Plus, as we pointed out, they squeak. Which makes them just plain fun to eat. When you chew fresh cheese curds, they squeak because all of the air hasn't been compressed out.
If we had his job, we'd be too tempted to taste-test a few curds.
What kind of cheese are cheese curds made of? Our personal favorite, cheddar. "The difference between this and the cheddar that you buy in the store in blocks is that the blocks are an aged product," says Byrne. "You take it and store it away for 90 days, 120 days, 2 years. The longer you keep it, the sharper it gets."
That doesn't mean you should open up your bag of fresh curds and leave 'em. Once you open the bag, it starts a countdown. The product is best in the first few days. After that, you'll notice a texture change. To refresh them, zap your cheese curds in the microwave for 7-8 seconds. "If you keep it in your refrigerator unopened, it'll age out to regular cheddar," our host explains.

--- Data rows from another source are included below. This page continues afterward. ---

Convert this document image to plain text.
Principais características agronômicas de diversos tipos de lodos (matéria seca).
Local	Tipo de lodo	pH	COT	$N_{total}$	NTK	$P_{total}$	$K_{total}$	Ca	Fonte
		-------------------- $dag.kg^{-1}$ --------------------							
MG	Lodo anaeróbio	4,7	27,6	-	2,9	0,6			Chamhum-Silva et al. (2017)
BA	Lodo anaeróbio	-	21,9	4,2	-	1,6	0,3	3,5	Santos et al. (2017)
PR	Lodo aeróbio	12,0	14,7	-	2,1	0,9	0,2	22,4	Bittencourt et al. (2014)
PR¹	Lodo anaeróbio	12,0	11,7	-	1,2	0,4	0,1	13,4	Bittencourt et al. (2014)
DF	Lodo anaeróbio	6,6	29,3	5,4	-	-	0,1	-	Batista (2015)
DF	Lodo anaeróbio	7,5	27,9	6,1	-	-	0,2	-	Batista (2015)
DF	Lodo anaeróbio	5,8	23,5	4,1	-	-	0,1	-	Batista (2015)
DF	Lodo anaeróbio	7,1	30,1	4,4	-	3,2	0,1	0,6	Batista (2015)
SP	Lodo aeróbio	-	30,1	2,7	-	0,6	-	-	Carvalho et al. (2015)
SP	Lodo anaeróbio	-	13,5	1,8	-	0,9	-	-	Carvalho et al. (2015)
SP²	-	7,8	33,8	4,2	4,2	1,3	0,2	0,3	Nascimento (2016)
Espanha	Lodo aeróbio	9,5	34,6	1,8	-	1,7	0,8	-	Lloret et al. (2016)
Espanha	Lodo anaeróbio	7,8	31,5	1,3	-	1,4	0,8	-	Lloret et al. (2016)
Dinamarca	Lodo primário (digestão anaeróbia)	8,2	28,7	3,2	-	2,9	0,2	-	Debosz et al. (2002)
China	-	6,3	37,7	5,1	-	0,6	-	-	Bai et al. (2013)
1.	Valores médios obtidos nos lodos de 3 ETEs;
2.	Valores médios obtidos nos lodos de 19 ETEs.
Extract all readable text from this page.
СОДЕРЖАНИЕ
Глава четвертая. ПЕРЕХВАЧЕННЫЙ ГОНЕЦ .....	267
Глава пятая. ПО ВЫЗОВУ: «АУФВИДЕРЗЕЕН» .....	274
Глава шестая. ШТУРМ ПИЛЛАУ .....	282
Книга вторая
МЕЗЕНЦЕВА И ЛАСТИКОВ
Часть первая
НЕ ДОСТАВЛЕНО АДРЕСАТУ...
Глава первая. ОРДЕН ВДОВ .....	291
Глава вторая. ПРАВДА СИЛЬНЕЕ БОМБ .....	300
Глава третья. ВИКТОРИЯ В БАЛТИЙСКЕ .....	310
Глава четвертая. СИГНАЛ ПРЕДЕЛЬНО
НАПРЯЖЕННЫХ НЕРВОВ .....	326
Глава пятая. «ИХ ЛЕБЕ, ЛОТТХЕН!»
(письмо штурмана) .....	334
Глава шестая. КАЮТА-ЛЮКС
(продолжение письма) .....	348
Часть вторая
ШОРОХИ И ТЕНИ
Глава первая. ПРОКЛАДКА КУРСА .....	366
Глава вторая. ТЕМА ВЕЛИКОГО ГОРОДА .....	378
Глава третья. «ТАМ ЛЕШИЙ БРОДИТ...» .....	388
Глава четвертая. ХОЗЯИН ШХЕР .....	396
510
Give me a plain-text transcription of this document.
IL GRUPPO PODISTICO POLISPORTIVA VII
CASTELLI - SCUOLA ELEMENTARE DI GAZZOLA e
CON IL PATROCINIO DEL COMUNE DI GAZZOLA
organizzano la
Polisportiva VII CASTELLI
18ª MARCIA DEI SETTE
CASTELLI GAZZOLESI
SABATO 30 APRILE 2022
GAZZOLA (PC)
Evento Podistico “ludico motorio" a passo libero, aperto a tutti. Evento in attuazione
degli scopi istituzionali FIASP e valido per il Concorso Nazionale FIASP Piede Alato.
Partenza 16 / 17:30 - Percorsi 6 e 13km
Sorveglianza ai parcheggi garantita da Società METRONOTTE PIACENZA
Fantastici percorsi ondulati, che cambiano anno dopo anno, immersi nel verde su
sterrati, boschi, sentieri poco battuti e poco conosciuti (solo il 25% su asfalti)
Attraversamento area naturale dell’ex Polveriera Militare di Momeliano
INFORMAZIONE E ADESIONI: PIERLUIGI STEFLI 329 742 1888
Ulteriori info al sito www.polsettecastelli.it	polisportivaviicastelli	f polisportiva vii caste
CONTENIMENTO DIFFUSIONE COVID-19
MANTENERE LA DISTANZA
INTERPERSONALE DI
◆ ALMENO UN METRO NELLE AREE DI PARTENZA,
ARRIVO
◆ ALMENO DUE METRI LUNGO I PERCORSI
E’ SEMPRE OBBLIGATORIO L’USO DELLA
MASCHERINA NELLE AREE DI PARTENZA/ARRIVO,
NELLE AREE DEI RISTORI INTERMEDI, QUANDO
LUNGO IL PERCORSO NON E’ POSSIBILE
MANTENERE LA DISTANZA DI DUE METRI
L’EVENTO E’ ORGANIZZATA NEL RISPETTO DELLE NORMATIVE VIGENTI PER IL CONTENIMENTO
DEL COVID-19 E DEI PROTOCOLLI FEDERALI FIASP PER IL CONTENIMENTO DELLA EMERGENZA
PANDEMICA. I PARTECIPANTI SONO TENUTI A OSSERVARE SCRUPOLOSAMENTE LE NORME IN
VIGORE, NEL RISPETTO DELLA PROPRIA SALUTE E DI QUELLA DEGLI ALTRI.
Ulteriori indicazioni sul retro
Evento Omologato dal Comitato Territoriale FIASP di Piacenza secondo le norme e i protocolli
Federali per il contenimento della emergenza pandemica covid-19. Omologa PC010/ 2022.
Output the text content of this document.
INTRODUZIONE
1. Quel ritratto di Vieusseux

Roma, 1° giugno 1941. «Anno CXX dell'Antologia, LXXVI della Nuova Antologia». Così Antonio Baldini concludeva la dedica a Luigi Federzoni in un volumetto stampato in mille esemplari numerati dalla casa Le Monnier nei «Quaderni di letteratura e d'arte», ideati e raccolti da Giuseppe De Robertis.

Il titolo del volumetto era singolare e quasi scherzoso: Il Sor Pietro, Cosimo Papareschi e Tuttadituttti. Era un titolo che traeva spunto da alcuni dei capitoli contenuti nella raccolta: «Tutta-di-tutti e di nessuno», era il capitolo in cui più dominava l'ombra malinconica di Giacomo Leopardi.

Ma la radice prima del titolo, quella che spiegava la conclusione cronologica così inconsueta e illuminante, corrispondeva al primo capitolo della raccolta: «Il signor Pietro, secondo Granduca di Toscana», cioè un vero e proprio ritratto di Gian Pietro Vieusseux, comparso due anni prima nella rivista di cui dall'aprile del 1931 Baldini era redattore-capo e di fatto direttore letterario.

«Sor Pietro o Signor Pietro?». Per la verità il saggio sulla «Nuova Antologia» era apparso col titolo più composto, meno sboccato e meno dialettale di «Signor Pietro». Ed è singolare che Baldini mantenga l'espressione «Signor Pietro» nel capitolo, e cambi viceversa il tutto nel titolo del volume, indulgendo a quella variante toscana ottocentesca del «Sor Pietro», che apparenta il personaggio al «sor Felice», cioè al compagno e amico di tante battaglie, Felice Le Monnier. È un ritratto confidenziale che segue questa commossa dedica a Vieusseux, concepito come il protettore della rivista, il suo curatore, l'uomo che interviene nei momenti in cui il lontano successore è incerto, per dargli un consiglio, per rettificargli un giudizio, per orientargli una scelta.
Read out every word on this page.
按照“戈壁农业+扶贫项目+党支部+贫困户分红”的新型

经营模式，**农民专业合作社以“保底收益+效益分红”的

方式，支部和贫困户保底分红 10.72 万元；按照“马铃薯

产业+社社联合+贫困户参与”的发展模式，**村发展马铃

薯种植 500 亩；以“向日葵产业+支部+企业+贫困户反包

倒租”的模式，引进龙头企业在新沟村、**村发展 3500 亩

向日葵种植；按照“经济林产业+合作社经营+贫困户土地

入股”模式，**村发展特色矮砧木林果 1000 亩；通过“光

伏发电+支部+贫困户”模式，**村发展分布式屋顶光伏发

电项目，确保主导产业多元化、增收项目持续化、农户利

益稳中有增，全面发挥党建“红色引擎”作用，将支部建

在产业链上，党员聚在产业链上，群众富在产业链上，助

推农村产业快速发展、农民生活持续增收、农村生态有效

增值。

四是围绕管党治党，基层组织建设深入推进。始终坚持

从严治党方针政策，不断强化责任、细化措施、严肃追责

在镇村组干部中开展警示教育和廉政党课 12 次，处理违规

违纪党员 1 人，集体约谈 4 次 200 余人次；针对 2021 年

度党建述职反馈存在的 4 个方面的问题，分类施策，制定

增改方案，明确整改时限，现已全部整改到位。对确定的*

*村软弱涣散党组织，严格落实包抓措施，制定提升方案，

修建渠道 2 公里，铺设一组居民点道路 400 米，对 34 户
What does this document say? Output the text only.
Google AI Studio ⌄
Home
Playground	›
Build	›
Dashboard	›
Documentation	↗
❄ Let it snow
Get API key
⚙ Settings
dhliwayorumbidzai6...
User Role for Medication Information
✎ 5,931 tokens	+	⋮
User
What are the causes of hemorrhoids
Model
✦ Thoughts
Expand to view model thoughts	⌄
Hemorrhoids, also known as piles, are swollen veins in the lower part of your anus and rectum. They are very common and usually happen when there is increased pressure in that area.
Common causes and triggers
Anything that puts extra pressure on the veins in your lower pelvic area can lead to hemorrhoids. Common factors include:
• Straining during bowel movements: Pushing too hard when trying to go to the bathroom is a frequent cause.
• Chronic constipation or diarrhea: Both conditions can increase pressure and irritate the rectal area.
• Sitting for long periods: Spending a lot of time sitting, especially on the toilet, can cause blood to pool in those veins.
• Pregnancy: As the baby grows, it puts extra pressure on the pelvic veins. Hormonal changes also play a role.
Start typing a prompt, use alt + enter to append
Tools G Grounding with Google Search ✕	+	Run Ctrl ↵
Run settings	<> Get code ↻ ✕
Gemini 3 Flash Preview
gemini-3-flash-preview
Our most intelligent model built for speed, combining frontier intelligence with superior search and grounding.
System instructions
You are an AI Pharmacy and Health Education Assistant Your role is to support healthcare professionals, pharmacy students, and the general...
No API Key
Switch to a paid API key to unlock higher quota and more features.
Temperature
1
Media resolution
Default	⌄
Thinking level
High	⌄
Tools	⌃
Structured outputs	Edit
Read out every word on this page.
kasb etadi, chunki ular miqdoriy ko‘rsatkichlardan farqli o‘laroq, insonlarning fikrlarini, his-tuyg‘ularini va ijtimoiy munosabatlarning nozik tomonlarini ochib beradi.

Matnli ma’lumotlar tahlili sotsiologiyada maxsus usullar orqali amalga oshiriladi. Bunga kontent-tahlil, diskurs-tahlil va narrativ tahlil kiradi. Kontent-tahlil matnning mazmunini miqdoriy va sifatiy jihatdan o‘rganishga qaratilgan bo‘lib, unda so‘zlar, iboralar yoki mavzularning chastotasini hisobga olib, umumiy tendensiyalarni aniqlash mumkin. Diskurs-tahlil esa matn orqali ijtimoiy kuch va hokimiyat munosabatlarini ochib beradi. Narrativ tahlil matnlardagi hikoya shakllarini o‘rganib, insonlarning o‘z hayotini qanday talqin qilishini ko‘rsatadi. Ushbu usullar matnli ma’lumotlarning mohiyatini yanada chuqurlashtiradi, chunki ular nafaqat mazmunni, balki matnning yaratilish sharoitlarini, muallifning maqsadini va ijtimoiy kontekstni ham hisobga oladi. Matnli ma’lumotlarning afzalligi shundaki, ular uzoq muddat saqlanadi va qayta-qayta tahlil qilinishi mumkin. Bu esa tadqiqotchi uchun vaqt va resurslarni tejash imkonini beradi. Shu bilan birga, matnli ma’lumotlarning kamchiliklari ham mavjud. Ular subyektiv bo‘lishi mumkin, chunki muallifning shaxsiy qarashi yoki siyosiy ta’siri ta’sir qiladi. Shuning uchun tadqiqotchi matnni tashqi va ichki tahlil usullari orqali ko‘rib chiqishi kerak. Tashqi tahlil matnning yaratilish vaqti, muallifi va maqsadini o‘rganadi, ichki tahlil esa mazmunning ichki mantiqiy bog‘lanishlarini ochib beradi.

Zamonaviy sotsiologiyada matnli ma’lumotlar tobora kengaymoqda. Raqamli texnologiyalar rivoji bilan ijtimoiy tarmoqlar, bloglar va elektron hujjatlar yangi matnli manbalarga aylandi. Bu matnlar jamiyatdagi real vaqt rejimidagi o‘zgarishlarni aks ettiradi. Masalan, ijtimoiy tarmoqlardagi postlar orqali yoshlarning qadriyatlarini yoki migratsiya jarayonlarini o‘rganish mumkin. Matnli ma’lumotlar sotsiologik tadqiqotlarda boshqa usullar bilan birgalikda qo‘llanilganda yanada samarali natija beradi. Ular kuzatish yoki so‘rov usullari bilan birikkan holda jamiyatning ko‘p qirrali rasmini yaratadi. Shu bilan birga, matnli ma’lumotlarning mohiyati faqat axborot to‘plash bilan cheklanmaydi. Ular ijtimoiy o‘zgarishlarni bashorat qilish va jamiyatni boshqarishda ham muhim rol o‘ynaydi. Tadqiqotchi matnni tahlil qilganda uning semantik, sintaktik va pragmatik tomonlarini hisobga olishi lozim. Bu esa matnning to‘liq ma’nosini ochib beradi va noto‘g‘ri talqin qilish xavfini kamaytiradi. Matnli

We brought home a bag and there was no microwaving necessary. The curds were gone in a day. They're great as-is, especially since the Dairymen make them in flavors like jalapeno, black pepper and Cajun. They're especially useful for cooking. The texture is long and stringy when it melts, like mozzarella. According to one Milk n' More employee, cheese curds are ideal for use in enchiladas and breakfast burritos.
We'll have to try that next time, if we can get the bag to last long enough. You can purchase Arizona Cheese Co. cheese curds at the Milk n' More Store (fresh every Thursday!), Downtown Phoenix Public Market, Superstition Ranch Markets in Mesa and at various farmers' markets.